Of course, the next step after that would be patching GCC to recognize "0b" constants but that may be an overkill :-)
C++0x has user-defined literals, which could be used to implement what you're talking about.
Otherwise, I don't know how to improve this template.
template<unsigned int p,unsigned int i> struct BinaryDigit
{
enum { value = p*2+i };
typedef BinaryDigit<value,0> O;
typedef BinaryDigit<value,1> I;
};
struct Bin
{
typedef BinaryDigit<0,0> O;
typedef BinaryDigit<0,1> I;
};
Allowing:
Bin::O::I::I::O::O::value
much more verbose, but no limits (until you hit the size of an unsigned int of course).
You can add more non-type template parameters to "simulate" additional bits:
// Utility metafunction used by top_bit<N>.
template <unsigned long long N1, unsigned long long N2>
struct compare {
enum { value = N1 > N2 ? N1 >> 1 : compare<N1 << 1, N2>::value };
};
// This is hit when N1 grows beyond the size representable
// in an unsigned long long.
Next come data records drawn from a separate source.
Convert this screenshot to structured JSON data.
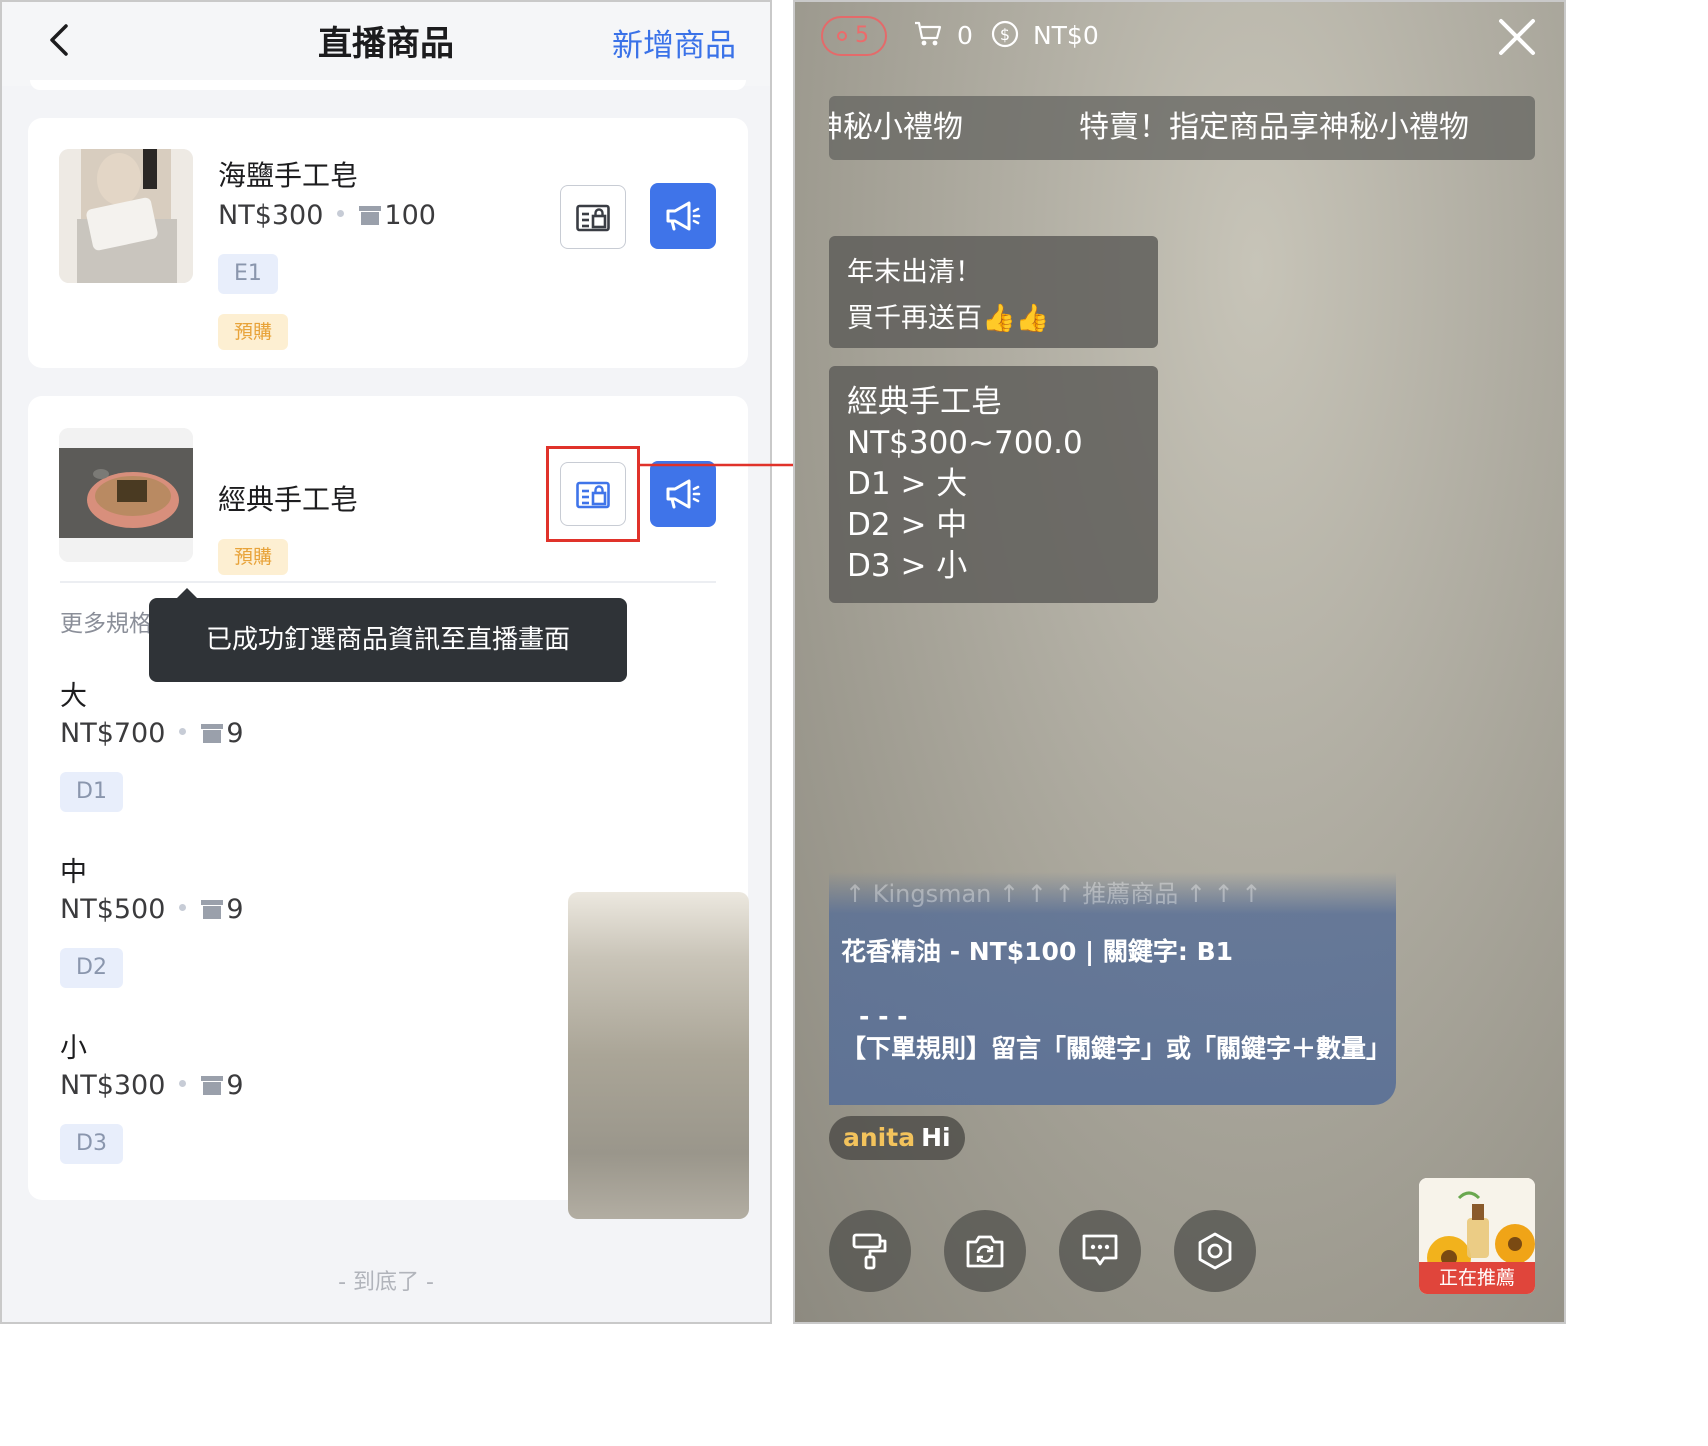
{
  "left": {
    "header": {
      "title": "直播商品",
      "add_product": "新增商品"
    },
    "products": [
      {
        "name": "海鹽手工皂",
        "price": "NT$300",
        "stock": "100",
        "code": "E1",
        "preorder": "預購"
      },
      {
        "name": "經典手工皂",
        "preorder": "預購",
        "more_specs": "更多規格"
      }
    ],
    "toast": "已成功釘選商品資訊至直播畫面",
    "variants": [
      {
        "name": "大",
        "price": "NT$700",
        "stock": "9",
        "code": "D1"
      },
      {
        "name": "中",
        "price": "NT$500",
        "stock": "9",
        "code": "D2"
      },
      {
        "name": "小",
        "price": "NT$300",
        "stock": "9",
        "code": "D3"
      }
    ],
    "bottom_text": "- 到底了 -"
  },
  "right": {
    "viewers": "5",
    "cart_count": "0",
    "revenue": "NT$0",
    "marquee": {
      "part1": "神秘小禮物",
      "part2": "特賣！指定商品享神秘小禮物"
    },
    "note1": {
      "line1": "年末出清！",
      "line2": "買千再送百👍👍"
    },
    "note2": {
      "line1": "經典手工皂",
      "line2": "NT$300~700.0",
      "line3": "D1 > 大",
      "line4": "D2 > 中",
      "line5": "D3 > 小"
    },
    "recommend": {
      "header": "↑ Kingsman ↑ ↑ ↑ 推薦商品 ↑ ↑ ↑",
      "line1": "花香精油 - NT$100 | 關鍵字: B1",
      "line2": "- - -",
      "line3": "【下單規則】留言「關鍵字」或「關鍵字＋數量」"
    },
    "chat": {
      "user": "anita",
      "message": "Hi"
    },
    "featured_label": "正在推薦",
    "colors": {
      "accent": "#3f74e9",
      "highlight": "#e0322a",
      "viewer_badge": "#ec6b6b"
    }
  }
}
It's value is never actually used.
template<unsigned long long N2>
struct compare<0, N2> {
enum { value = 42 };
};
// Determine the highest 1-bit in an integer. Returns 0 for N == 0.
template <unsigned long long N>
struct top_bit {
enum { value = compare<1, N>::value };
};
template <unsigned long long N1, unsigned long long N2 = 0>
struct binary {
enum {
value =
(top_bit<binary<N2>::value>::value << 1) * binary<N1>::value +
binary<N2>::value
};
};
template <unsigned long long N1>
struct binary<N1, 0> {
enum { value = (N1 % 10) + 2 * binary<N1 / 10>::value };
};
template <>
struct binary<0> {
enum { value = 0 } ;
};
You can use this as before, e.g.:
binary<1001101>::value
But you can also use the following equivalent forms:
binary<100,1101>::value
binary<1001,101>::value
binary<100110,1>::value
Basically, the extra parameter gives you another 20 bits to play with. You could add even more parameters if necessary.
Because the place value of the second number is used to figure out how far to the left the first number needs to be shifted, the second number must begin with a 1. (This is required anyway, since starting it with a 0 would cause the number to be interpreted as an octal number.)
Technically it is not C nor C++, it is a GCC specific extension, but GCC allows binary constants as seen here:
The following statements are identical:
i = 42;
i = 0x2a;
i = 052;
i = 0b101010;
Hope that helps. Some Intel compilers and I am sure others, implement some of the GNU extensions. Maybe you are lucky.
A simple #define works very well:
#define HEX__(n) 0x##n##LU
#define B8__(x) ((x&0x0000000FLU)?1:0)\
+((x&0x000000F0LU)?2:0)\
+((x&0x00000F00LU)?4:0)\
+((x&0x0000F000LU)?8:0)\
+((x&0x000F0000LU)?16:0)\
+((x&0x00F00000LU)?32:0)\
+((x&0x0F000000LU)?64:0)\
+((x&0xF0000000LU)?128:0)
#define B8(d) ((unsigned char)B8__(HEX__(d)))
#define B16(dmsb,dlsb) (((unsigned short)B8(dmsb)<<8) + B8(dlsb))
#define B32(dmsb,db2,db3,dlsb) (((unsigned long)B8(dmsb)<<24) + ((unsigned long)B8(db2)<<16) + ((unsigned long)B8(db3)<<8) + B8(dlsb))
B8(011100111)
B16(10011011,10011011)
B32(10011011,10011011,10011011,10011011)
Not my invention, I saw it on a forum a long time ago.